Proton exchange membrane electrolyzer cells are being developed as a cost-effective, sustainable route to generating hydrogen fuel for energy storage, advanced fuel production, metal refining, fertilizer, and many other applications. Designs using custom-made thin, metallic foil meshes with ~10-µm diameter through-holes, called thin and tunable gas diffusion electrodes (GDEs), can reduce device thickness and decrease rare-element catalyst needs while increasing operating efficiency. GDEs can be fabricated through femtosecond (fs) pulsed laser micromachining of titanium (Ti) foil, where foil thickness, hole size, and fill factor can all be controlled. We present results from parametric studies of fs pulsed laser machining of thin (13 & 25 µm) Ti foils for GDE applications.

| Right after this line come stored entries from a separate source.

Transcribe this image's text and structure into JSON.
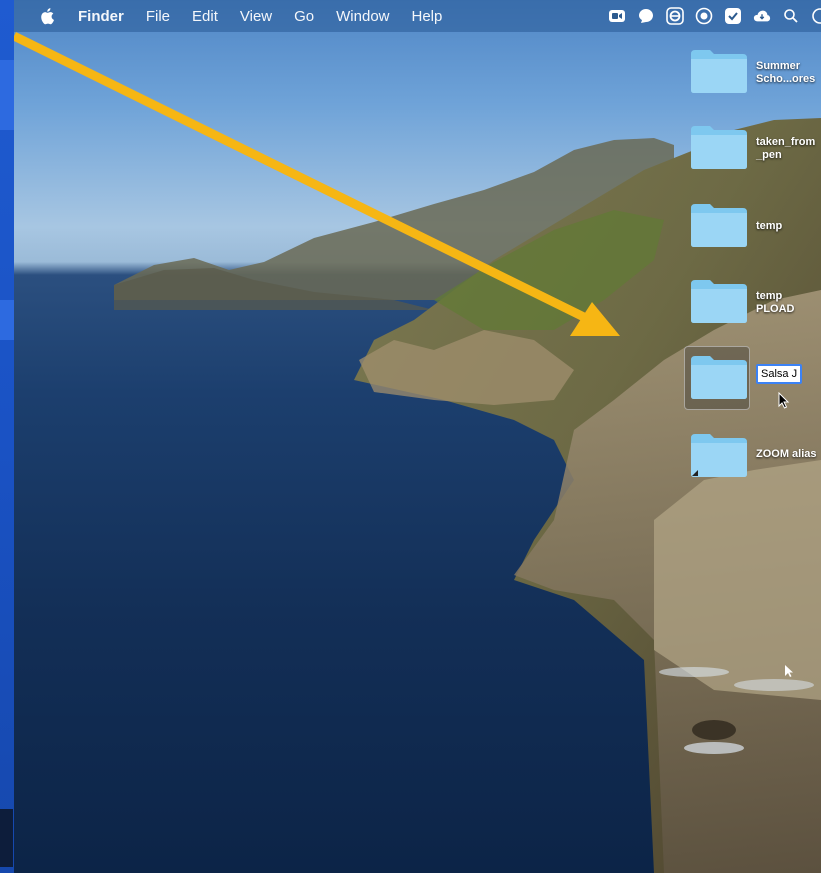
{
  "menubar": {
    "apple_icon": "apple-icon",
    "app_name": "Finder",
    "items": [
      "File",
      "Edit",
      "View",
      "Go",
      "Window",
      "Help"
    ],
    "status_icons": [
      "zoom-icon",
      "bubble-icon",
      "e-icon",
      "circle-icon",
      "check-icon",
      "cloud-icon",
      "search-icon"
    ]
  },
  "desktop_icons": [
    {
      "label_line1": "Summer",
      "label_line2": "Scho...ores"
    },
    {
      "label_line1": "taken_from",
      "label_line2": "_pen"
    },
    {
      "label_line1": "temp",
      "label_line2": ""
    },
    {
      "label_line1": "temp",
      "label_line2": "PLOAD"
    },
    {
      "rename_value": "Salsa J"
    },
    {
      "label_line1": "ZOOM alias",
      "label_line2": ""
    }
  ],
  "colors": {
    "folder": "#8fd1f4",
    "arrow": "#f6b614",
    "menubar": "#3b6e9f"
  }
}
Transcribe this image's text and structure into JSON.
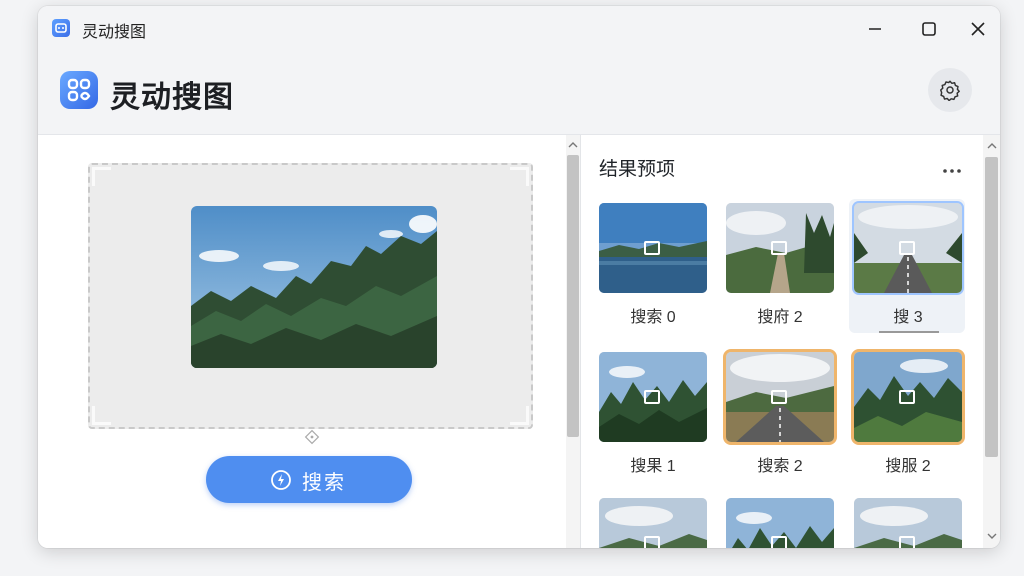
{
  "window": {
    "title": "灵动搜图"
  },
  "header": {
    "app_name": "灵动搜图"
  },
  "search": {
    "button_label": "搜索"
  },
  "results": {
    "title": "结果预项",
    "items": [
      {
        "caption": "搜索 0",
        "scene": "lake",
        "selected": "none"
      },
      {
        "caption": "搜府 2",
        "scene": "road",
        "selected": "none"
      },
      {
        "caption": "搜 3",
        "scene": "road2",
        "selected": "blue"
      },
      {
        "caption": "搜果 1",
        "scene": "forest",
        "selected": "none"
      },
      {
        "caption": "搜索 2",
        "scene": "road3",
        "selected": "orange"
      },
      {
        "caption": "搜服 2",
        "scene": "forest2",
        "selected": "orange"
      },
      {
        "caption": "",
        "scene": "hills",
        "selected": "none"
      },
      {
        "caption": "",
        "scene": "forest",
        "selected": "none"
      },
      {
        "caption": "",
        "scene": "hills",
        "selected": "none"
      }
    ]
  },
  "colors": {
    "accent": "#4f8ef0",
    "selected_blue": "#9ec5ff",
    "selected_orange": "#efb56b"
  }
}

Tightly focused fs laser pulses can rapidly machine small holes while significantly reducing collateral thermal damage. Direct control over surface chemistry is examined by modifying atmospheric conditions during machining to eliminate non-conductive oxidation, and heating during laser irradiation is observed with thermal micrography. Machined foil is characterized through optical and scanning electron micrographies and energy dispersive spectroscopy to determine resultant chemical species.